Boss scarcerati, Bonafede ci ripensa: in carcere finita emergenza coronavirus

di Redazione Blitz
Pubblicato il 6 Maggio 2020 - 15:27 OLTRE 6 MESI FA
Boss scarcerati, Bonafede ci ripensa: in carcere finta emergenza coronavirus

Boss scarcerati, Bonafede ci ripensa: in carcere finta emergenza coronavirus (Foto Ansa)

ROMA – Il ministro della Giustizia Alfonso Bonafede sta studiando una norma che consenta ai magistrati di sorveglianza di rivalutare le scarcerazioni già disposte di boss della criminalità organizzata alla luce del mutato quadro dell’emergenza coronavirus.

Gran parte delle scarcerazioni infatti sono state disposte per gravi patologie, ma molte ordinanze fanno esplicito riferimento all’emergenza da Covid-19.

Si sta quindi trovando una soluzione per fare in modo che, quando l’emergenza coronavirus sarà terminata o allentata, i boss scarcerati tornino in cella.

Boss che sono tutti affetti da almeno una delle dieci gravi patologie elencate in una circolare del Dap (dipartimento amministrazione penitenziaria) emessa il 21 marzo scorso.

Tra loro anche tre esponenti mafiosi che si trovavano al 41-bis, il regime di carcere duro.

Coronavirus, scarcerato il carceriere del bimbo sciolto nell’acido.

Scarcerato e concessi i domiciliari causa coronavirus al carceriere del bimbo sciolto nell’acido.

Cataldo Franco fu condannato in Cassazione e stava scontando l’ergastolo e fu per due mesi custode del piccolo Giuseppe Di Matteo. E’ andato ai domiciliari perché malato e per pericolo che contraesse il covid-19.

Originario di Gangi (Palermo) l’uomo tenne segregato il figlio del pentito Santino Di Matteo nell’estate del 1994, per un periodo di circa due mesi.

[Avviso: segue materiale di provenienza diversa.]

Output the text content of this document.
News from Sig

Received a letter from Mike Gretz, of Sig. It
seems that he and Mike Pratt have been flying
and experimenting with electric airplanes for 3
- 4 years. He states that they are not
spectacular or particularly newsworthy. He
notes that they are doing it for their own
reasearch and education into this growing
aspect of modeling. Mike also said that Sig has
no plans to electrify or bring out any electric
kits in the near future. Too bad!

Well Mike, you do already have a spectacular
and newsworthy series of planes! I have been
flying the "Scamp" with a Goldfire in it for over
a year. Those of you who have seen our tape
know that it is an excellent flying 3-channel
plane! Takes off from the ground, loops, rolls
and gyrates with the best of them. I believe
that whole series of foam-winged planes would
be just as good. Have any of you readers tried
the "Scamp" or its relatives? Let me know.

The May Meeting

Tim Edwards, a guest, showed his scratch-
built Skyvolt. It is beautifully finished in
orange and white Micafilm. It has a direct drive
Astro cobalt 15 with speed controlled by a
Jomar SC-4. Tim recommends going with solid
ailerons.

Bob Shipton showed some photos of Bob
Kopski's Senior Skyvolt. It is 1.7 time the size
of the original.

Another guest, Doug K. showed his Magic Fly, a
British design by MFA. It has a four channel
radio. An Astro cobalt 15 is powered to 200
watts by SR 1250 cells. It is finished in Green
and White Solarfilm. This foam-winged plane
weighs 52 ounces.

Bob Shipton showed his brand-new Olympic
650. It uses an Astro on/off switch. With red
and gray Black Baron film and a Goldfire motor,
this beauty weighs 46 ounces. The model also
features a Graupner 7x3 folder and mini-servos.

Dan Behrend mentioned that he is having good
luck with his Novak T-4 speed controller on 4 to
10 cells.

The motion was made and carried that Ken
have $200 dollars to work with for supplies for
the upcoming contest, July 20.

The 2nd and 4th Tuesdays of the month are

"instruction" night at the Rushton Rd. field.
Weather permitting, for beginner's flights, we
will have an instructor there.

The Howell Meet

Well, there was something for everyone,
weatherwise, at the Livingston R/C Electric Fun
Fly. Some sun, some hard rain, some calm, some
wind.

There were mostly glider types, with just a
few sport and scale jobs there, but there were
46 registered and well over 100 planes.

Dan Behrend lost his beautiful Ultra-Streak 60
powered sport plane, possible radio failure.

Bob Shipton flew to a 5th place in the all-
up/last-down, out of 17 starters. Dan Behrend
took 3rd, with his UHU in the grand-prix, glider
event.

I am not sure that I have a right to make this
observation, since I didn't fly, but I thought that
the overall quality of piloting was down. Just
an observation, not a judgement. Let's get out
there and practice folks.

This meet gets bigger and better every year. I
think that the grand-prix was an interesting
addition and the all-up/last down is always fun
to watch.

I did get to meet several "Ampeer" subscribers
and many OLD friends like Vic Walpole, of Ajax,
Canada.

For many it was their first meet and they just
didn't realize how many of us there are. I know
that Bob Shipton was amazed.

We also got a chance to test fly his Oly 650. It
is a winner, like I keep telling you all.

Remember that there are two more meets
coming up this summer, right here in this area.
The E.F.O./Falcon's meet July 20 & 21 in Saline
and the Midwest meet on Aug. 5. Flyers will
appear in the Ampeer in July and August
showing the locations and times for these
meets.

Oggi è anziano e malato ed è tornato nella sua casa di Geraci Siculo (Palermo) per il pericolo che potesse contrarre in carcere il coronavirus.

Questo in applicazione delle norme tendenti a ridurre il numero delle persone detenute nell’attuale periodo di emergenza.

Franco “restituì” l’ostaggio (rapito per imporre al padre di ritrattare le proprie accuse) all’inizio della stagione delle olive, perché gli serviva il capanno in cui veniva tenuto il ragazzino, poi assassinato e sciolto nell’acido su ordine di Giovanni Brusca il 12 gennaio 1996.